Recentemente, o presidente Lula afirmou que “a extrema direita não voltará a
governar este país” e muitos de seus aliados do PT e de outros partidos têm
batido na mesma tecla. Como o sr. analisa essa questão?
Nós temos uma disputa
presidencial na qual cada lado enxerga o outro como uma ameaça existencial à
democracia. Esta é uma das infelicidades do ambiente político que vivemos hoje.
O fato de o Palácio Planalto e o presidente Lula enxergarem o campo oposicionista
como um grupo antidemocrático influencia a tomada de decisões sobre política
econômica, influencia a maneira como eles enxergam 2026, de que tem muito mais
em jogo do que a mera sobrevivência desse governo. O campo oposicionista tem a
mesma visão, no sentido de que há uma aliança política entre o Palácio do
Planalto e o Supremo Tribunal Federal e de que o Supremo está infringindo a
liberdade de expressão, ao reagir a uma direita que coloca na mira os próprios
tribunais. Então, é difícil evitar esse ambiente carregado.
Para a gente terminar,
gostaria de falar sobre a eleição para o Congresso. O presidente Lula disse
também recentemente que a esquerda precisa ter maioria no Senado, porque, se
isso não acontecer, a oposição “vai avacalhar o Supremo”. Como o sr. vê essa declaração
do Lula e a perspectiva de o Senado ser dominado pela oposição na próxima
legislatura?
Sem dúvida nenhuma, a
direita vai avançar no número de cadeiras no Senado.
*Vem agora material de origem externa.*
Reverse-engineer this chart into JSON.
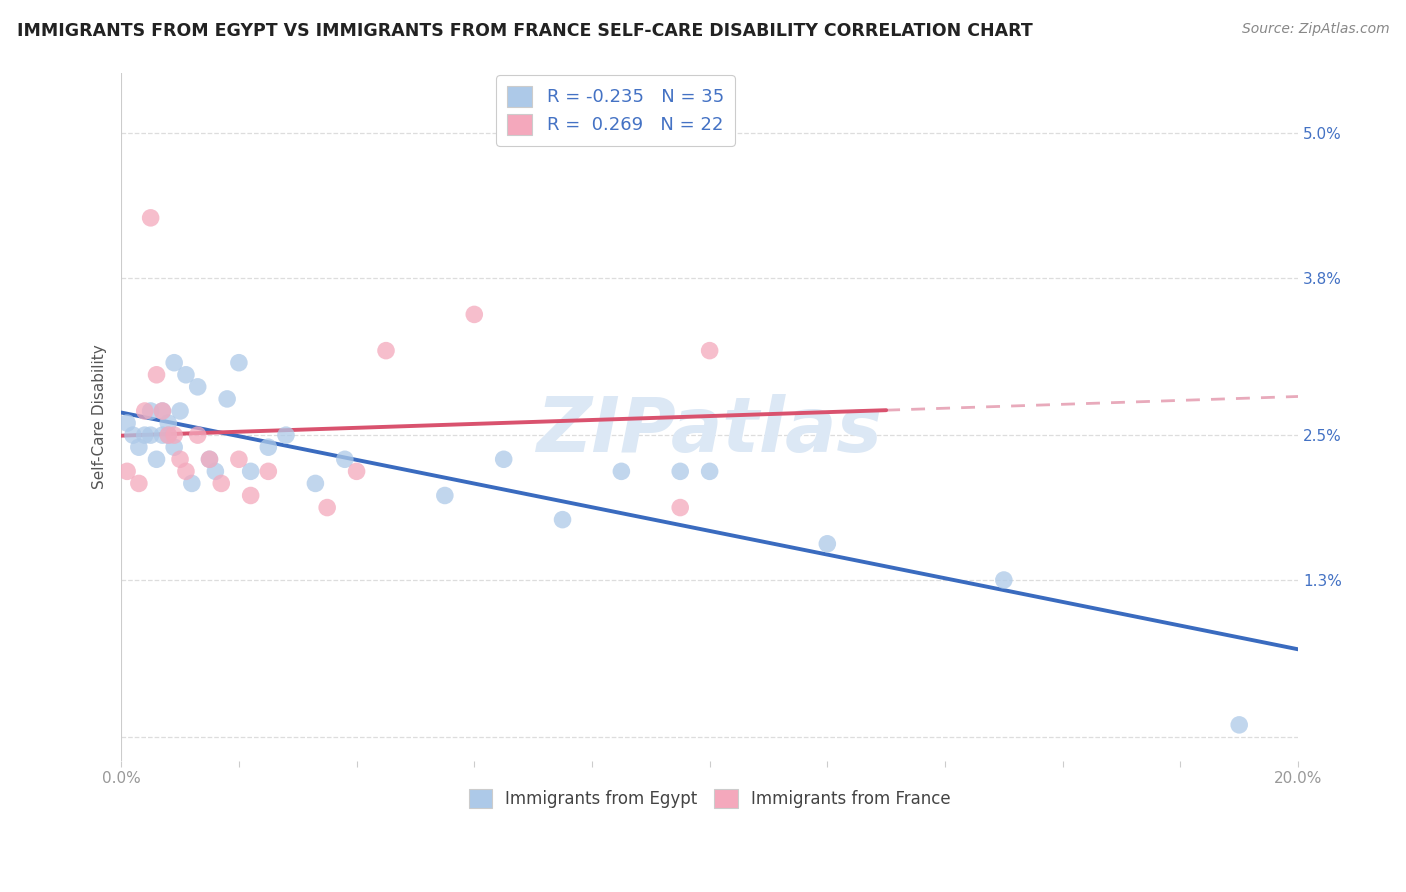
{
  "title": "IMMIGRANTS FROM EGYPT VS IMMIGRANTS FROM FRANCE SELF-CARE DISABILITY CORRELATION CHART",
  "source": "Source: ZipAtlas.com",
  "ylabel": "Self-Care Disability",
  "xlim": [
    0.0,
    0.2
  ],
  "ylim": [
    -0.002,
    0.055
  ],
  "egypt_color": "#adc9e8",
  "france_color": "#f4a8bc",
  "egypt_line_color": "#3a6bbf",
  "france_line_color": "#d9526e",
  "egypt_R": -0.235,
  "egypt_N": 35,
  "france_R": 0.269,
  "france_N": 22,
  "legend_color": "#4472c4",
  "watermark": "ZIPatlas",
  "yticks": [
    0.0,
    0.013,
    0.025,
    0.038,
    0.05
  ],
  "ytick_labels": [
    "",
    "1.3%",
    "2.5%",
    "3.8%",
    "5.0%"
  ],
  "xtick_count": 11,
  "egypt_x": [
    0.001,
    0.002,
    0.003,
    0.004,
    0.005,
    0.005,
    0.006,
    0.007,
    0.007,
    0.008,
    0.008,
    0.009,
    0.009,
    0.01,
    0.011,
    0.012,
    0.013,
    0.015,
    0.016,
    0.018,
    0.02,
    0.022,
    0.025,
    0.028,
    0.033,
    0.038,
    0.055,
    0.065,
    0.075,
    0.085,
    0.095,
    0.1,
    0.12,
    0.15,
    0.19
  ],
  "egypt_y": [
    0.026,
    0.025,
    0.024,
    0.025,
    0.027,
    0.025,
    0.023,
    0.025,
    0.027,
    0.026,
    0.025,
    0.024,
    0.031,
    0.027,
    0.03,
    0.021,
    0.029,
    0.023,
    0.022,
    0.028,
    0.031,
    0.022,
    0.024,
    0.025,
    0.021,
    0.023,
    0.02,
    0.023,
    0.018,
    0.022,
    0.022,
    0.022,
    0.016,
    0.013,
    0.001
  ],
  "france_x": [
    0.001,
    0.003,
    0.004,
    0.005,
    0.006,
    0.007,
    0.008,
    0.009,
    0.01,
    0.011,
    0.013,
    0.015,
    0.017,
    0.02,
    0.022,
    0.025,
    0.035,
    0.04,
    0.045,
    0.06,
    0.095,
    0.1
  ],
  "france_y": [
    0.022,
    0.021,
    0.027,
    0.043,
    0.03,
    0.027,
    0.025,
    0.025,
    0.023,
    0.022,
    0.025,
    0.023,
    0.021,
    0.023,
    0.02,
    0.022,
    0.019,
    0.022,
    0.032,
    0.035,
    0.019,
    0.032
  ]
}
Existe um foco muito grande em buscar a maioria no Senado para enfrentar o
Supremo nesses temas de censura. Pelas nossas contas, é claro que a direita vai
avançar, mas talvez ainda talvez não chegue ao ponto de obter maioria para
poder encaminhar um impeachment contra um ministro do Supremo. Você pode ter
candidatos de centro-direita que se opõem a ações do Supremo, mas que não estão
dispostos a apoiar medidas mais duras. Agora, certamente a direita mais raiz, a
direita bolsonarista terá mais votos, mais cadeiras. A direita está se
organizando, lançando nomes fortes. O presidente Bolsonaro está focado no
Senado também. Caso não disputem a Presidência, um de seus filhos, o Eduardo
Bolsonaro, e a Michele Bolsonaro devem concorrer ao Senado.
O Presidente Lula está
fazendo movimentos de defesa, ao ver a direita se organizando para controlar o
Senado, tentando lançar nomes mais competitivos para o Senado. Vai ser uma
tarefa difícil. No fundo, acho que o governo Lula pode até tentar fazer contenção
de danos, mas certamente haverá um ganho da direita no Senado. A pergunta é de
quanto será. E certamente haverá uma pressão maior em cima do Supremo, não só
em relação ao impeachment de um ministro, mas também em relação a medidas que
possam limitar os poderes do próprio Supremo. Há várias PECs (Propostas de
Emenda Constitucional) em tramitação no Senado que vão nessa direção.